Des hurlements de rage et de désespoir fusèrent de ma gorge. Aucun cauchemar, je crois, ne peut atteindre en intensité cette réalité. Je compris à ce moment seulement la signification de tous les cris d’horreur et de désespoir que j’avais perçus lors des divers combats auxquels j’avais participé. Les paroles des chants de marche, qui parlaient souvent du soldat mourant couvert de gloire, prenaient tout à coup une résonance grave et terrible.

Nous marchions comme deux frères Il est là dans la poussière Mon cœur est désespéré Mon cœur est désespéré…

Maintenant je sais plus encore que c’est dur de voir mourir un camarade. Je sais que c’est presque aussi dur que de mourir soi-même.

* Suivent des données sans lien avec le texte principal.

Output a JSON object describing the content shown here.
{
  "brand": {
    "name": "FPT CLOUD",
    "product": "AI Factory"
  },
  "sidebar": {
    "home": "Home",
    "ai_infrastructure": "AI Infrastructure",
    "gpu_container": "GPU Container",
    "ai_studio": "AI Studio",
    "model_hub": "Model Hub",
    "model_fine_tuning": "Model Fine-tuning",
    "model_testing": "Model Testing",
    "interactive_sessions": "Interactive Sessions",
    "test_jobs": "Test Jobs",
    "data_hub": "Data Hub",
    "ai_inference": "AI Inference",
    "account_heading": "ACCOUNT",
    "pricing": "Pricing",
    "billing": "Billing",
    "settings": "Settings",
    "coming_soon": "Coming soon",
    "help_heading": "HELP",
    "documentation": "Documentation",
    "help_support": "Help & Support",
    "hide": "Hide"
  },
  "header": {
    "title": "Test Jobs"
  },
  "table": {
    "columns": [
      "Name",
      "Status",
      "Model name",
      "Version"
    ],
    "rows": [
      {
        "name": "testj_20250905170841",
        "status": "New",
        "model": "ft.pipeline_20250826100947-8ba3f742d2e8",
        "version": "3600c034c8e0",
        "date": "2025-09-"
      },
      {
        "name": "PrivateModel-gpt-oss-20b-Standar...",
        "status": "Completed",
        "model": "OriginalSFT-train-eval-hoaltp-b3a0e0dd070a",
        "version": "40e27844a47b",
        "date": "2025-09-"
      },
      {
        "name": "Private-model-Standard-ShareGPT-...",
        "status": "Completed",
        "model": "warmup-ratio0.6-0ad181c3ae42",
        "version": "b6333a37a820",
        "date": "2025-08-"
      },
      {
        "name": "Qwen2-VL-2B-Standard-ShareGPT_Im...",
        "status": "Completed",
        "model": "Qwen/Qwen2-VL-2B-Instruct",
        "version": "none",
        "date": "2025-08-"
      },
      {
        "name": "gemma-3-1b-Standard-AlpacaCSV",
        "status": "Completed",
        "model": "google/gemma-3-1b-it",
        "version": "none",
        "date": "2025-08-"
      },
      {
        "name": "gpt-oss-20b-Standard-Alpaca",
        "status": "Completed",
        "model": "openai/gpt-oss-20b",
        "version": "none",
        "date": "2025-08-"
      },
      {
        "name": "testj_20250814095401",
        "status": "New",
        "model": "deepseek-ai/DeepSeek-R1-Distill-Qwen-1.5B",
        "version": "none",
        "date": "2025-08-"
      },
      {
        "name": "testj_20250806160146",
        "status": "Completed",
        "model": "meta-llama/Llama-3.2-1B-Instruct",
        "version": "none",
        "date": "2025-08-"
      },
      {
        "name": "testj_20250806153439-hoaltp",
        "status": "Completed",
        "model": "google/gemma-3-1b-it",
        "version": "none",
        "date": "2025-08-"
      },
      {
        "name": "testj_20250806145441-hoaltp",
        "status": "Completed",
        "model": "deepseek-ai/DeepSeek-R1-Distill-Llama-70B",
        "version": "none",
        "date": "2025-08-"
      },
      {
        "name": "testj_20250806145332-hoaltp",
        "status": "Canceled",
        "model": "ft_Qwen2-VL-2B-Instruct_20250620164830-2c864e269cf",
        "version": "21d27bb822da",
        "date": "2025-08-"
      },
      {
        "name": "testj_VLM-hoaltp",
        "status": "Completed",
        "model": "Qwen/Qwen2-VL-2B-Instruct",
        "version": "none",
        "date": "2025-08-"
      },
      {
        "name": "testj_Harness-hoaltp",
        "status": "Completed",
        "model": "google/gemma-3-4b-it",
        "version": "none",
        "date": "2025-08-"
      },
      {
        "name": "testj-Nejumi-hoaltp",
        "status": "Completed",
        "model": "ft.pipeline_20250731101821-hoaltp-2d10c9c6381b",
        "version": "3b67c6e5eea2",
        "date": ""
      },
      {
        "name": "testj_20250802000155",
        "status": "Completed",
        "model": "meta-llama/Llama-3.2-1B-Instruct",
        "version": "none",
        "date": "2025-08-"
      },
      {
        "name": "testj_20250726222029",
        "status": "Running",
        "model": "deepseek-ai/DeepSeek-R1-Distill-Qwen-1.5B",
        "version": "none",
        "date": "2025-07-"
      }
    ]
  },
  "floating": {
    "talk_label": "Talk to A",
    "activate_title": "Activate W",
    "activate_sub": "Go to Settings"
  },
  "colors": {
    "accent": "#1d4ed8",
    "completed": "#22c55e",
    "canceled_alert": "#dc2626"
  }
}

Cette nuit-là les Russes essayèrent à neuf reprises de percer nos lignes. Ils ne réussirent qu’à les démanteler. Si leur persévérance les avait portés, à un dixième ou onzième assaut, ils auraient certainement enfoncé totalement nos défenses. Ensevelis aux trois quarts, j’assistai ainsi, pendant vingt bonnes minutes, à l’ouragan de feu qui déversa ses fusées sur nos arrières, rasant ce qui restait du village, tuant environ sept cents hommes rien que dans notre régiment qui en comptait deux mille huit cents à peu près. À force de gratter la terre avec mes mains, je réussis donc au bout de vingt minutes à m’arracher à l’étreinte horrible. Deux hommes gisaient dans leur sang à travers le labour titanesque. Le blessé râlant de tout à l’heure était enseveli sous plus d’un mètre de terre et ne pouvait guère compter que sur la clémence du ciel.

Un type blessé, et presque aussi enterré que moi, geignait dans le même trou. En hâte, sous le fracas des explosions alentour, je dégageai le malheureux et l’aidai à se traîner à quatre pattes vers l’arrière. Une arme se trouvait là, je m’en emparai.